All ideas follow from impressions of sense! Concepts without percepts are empty! But, either way, what these particular crabs do not seem to realize is that in their efforts to bring everybody else back down into the domain of the relative, they are themselves obliged to create leverage by "reaching over the edge".

In order meaningfully to claim that all men are inevitably conditioned by their situation in history, the critics must for a split second at least have escaped their own law of gravity. Either they have ceased to be men altogether or as men they have ceased to be subject to the conditions in question. If the first were true, if these apparent men were gods, then their dictum, we might suppose, could be salvaged.

I suspect, however, that they will confess they are not. If, on the other hand, the second and only other possibility obtains, then the rule collapses, the possibility of revelation is vindicated, and Socrates and company are free once again to teach the truth.
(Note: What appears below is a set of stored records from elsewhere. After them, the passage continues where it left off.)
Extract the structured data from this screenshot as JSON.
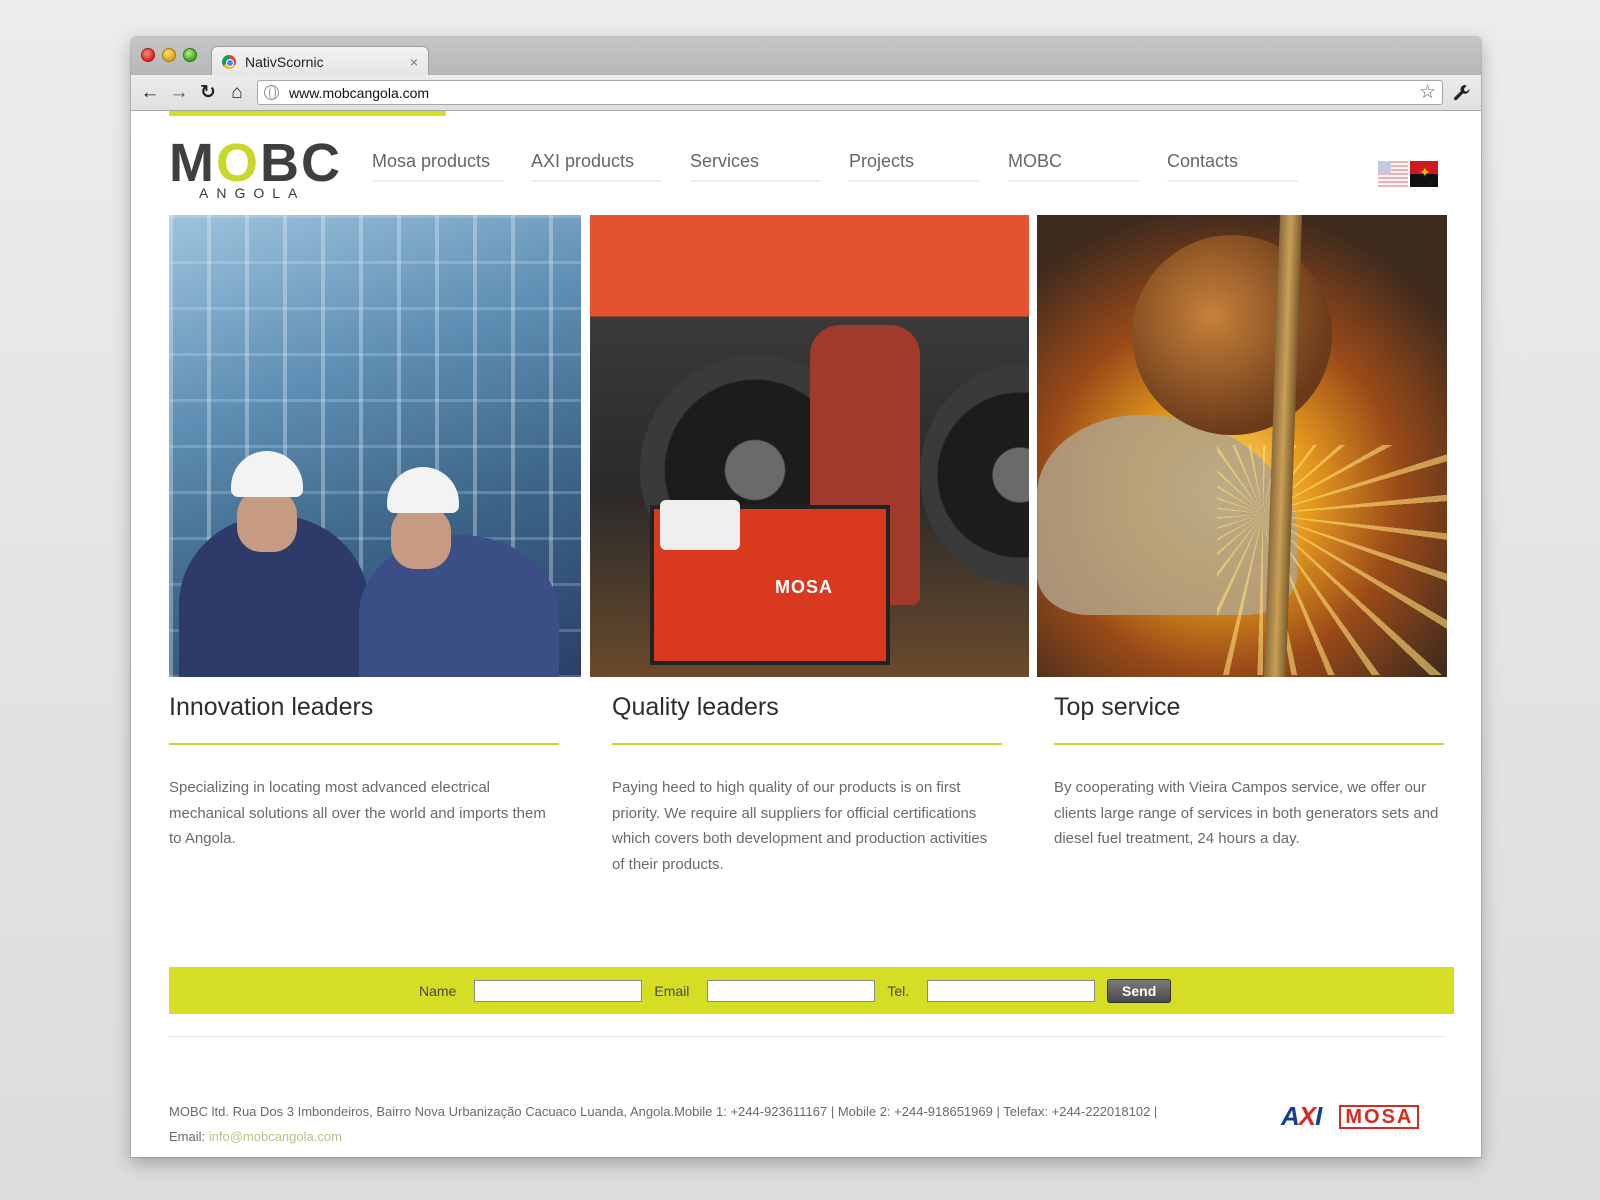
{
  "browser": {
    "tab_title": "NativScornic",
    "tab_close": "×",
    "url": "www.mobcangola.com",
    "back": "←",
    "forward": "→",
    "reload": "↻",
    "home": "⌂",
    "star": "☆",
    "wrench": "🔧"
  },
  "logo": {
    "main_prefix": "M",
    "main_o": "O",
    "main_suffix": "BC",
    "sub": "ANGOLA"
  },
  "nav": [
    {
      "label": "Mosa products"
    },
    {
      "label": "AXI products"
    },
    {
      "label": "Services"
    },
    {
      "label": "Projects"
    },
    {
      "label": "MOBC"
    },
    {
      "label": "Contacts"
    }
  ],
  "hero": {
    "generator_label": "MOSA"
  },
  "columns": [
    {
      "title": "Innovation leaders",
      "text": "Specializing in locating most advanced electrical mechanical solutions all over the world and imports them to Angola."
    },
    {
      "title": "Quality leaders",
      "text": "Paying heed to high quality of our products is on first priority. We require all suppliers for official certifications which covers both development and production activities of their products."
    },
    {
      "title": "Top service",
      "text": "By cooperating with Vieira Campos service, we offer our clients large range of services in both generators sets and diesel fuel treatment, 24 hours a day."
    }
  ],
  "form": {
    "name_label": "Name",
    "name_value": "",
    "email_label": "Email",
    "email_value": "",
    "tel_label": "Tel.",
    "tel_value": "",
    "send_label": "Send"
  },
  "footer": {
    "address": "MOBC ltd. Rua Dos 3 Imbondeiros, Bairro Nova Urbanização Cacuaco Luanda, Angola.Mobile 1: +244-923611167 | Mobile 2: +244-918651969 | Telefax: +244-222018102 |",
    "email_label": "Email:",
    "email": "info@mobcangola.com"
  },
  "partner_logos": {
    "axi_a": "A",
    "axi_x": "X",
    "axi_i": "I",
    "mosa": "MOSA"
  },
  "colors": {
    "accent": "#d5de24",
    "text": "#6a6a6a",
    "heading": "#2d2d2d"
  }
}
This is what I had in mind when I accused critics of tradition of not using their intellects and for not thinking consistently. As I explained, even if they suppose all tradition to be the tradition of men, they are compelled to make an exception in their own favor. Even if there were no revelation before, and therefore no contact with something higher than the rim of the barrel, there must now be in their case. And this, of course, is the illogic I speak of. For if no one could know more than the relative, no one would be left to proclaim this was so.

Make no mistake. There is clearly nothing new in these comments. We are told about tricks of language, performative contradictions, the subtleties of self-reference, and incompleteness theorems, while distinctions within distinctions are drawn between various degrees of relativism, as if a man could be "sort of" dead or a woman "rather" pregnant.

I used to try putting up arguments against these dodges, but I have come to believe that the real problem is not lack of proof or clarity, but a lack of attention. The only other, even less charitable, hypothesis is sheer perversity. It seems instead there are minds, otherwise fairly supple and clever, which can nevertheless not sustain a thought long enough to ponder its implications. I do not know why, but some apparently intelligent people simply cannot look at their looking so as to see what conclusions must be drawn from their seeing. Try as one may by the grip of sound logic to pin their gaze and to keep their heads from twisting and turning, they are still going to blink.
- from An Open Letter On Tradition

Stan said...

An interesting phrase turner, that Cutsinger. Thanks, Chris.

Russell said...

Stan,

And this is why RSS feeds are so darn useful :)

Best of luck to you, it sounds like a project that could impact lives for the better.